Let $B = \{ (e,x, y) \in T \times \{0,1\}^* \times \mathbb{N} : e(x) \text{ halts in $y$ steps}\}$, and define $C = \{e \in T : \forall x \in \{0,1\}^*, \; \exists y \in \mathbb{N}, \; (e, x, y) \in B]$.
We start by proving $\text{TOT}=C$.
If $e \in \text{TOT}$ then, $\forall x \in \{0,1\}^*$, $e(x)$ halts. Let $y_x$ be the number of steps needed for $e(x)$ to halt. Then $ \forall x \in \{0,1\}^*$ there is a choice of $y \in \mathbb{N}$, namely $y = y_x$, such that $(e,x,y) \in B$, showing that $e \in C$ and hence $\text{TOT} \subseteq C$.
If $e \not\in \text{TOT}$, then $\exists x \in \{0,1\}^*$ such that $e(x)$ does not halt. Then $\exists x$, such that $\forall y \in \mathbb{N}$, $(e, x, y) \not\in B$, showing that if is false that $\forall x \in \{0,1\}^*, \exists y \in \mathbb{N}$ such that $(e, x, y) \in B$. As a consequence $e \not\in C$ implying $\text{TOT} \supseteq C$.
It remains to show that $B$ is computable.

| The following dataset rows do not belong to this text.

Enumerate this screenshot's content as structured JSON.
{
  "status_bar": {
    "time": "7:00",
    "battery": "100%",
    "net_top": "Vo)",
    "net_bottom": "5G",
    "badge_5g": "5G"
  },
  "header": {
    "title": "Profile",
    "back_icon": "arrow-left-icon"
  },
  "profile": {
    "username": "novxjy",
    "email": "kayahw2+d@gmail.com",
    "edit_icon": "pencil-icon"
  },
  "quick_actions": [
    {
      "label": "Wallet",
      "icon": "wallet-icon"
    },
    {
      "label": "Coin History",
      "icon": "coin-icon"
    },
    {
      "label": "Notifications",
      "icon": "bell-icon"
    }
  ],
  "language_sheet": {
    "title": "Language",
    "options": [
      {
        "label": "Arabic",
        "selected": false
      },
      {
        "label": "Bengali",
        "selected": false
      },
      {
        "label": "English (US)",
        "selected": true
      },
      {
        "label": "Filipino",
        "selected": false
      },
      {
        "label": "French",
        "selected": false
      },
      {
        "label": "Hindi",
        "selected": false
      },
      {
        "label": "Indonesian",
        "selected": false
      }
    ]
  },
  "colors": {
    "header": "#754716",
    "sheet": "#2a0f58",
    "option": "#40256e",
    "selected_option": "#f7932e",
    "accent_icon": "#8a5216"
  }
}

To decide whether any given triple $(e, x,y) \in T \times \{0,1\}^* \times \mathbb{N}$ belongs to $B$ it suffices to consider a Turing machine $T'$ that simulates $e(x)$ for $y$ steps. If $e(x)$ halts, then $T'$ accepts. Otherwise, if $e(x)$ does not halt by the end of the $y$-th step, $T'$ rejects.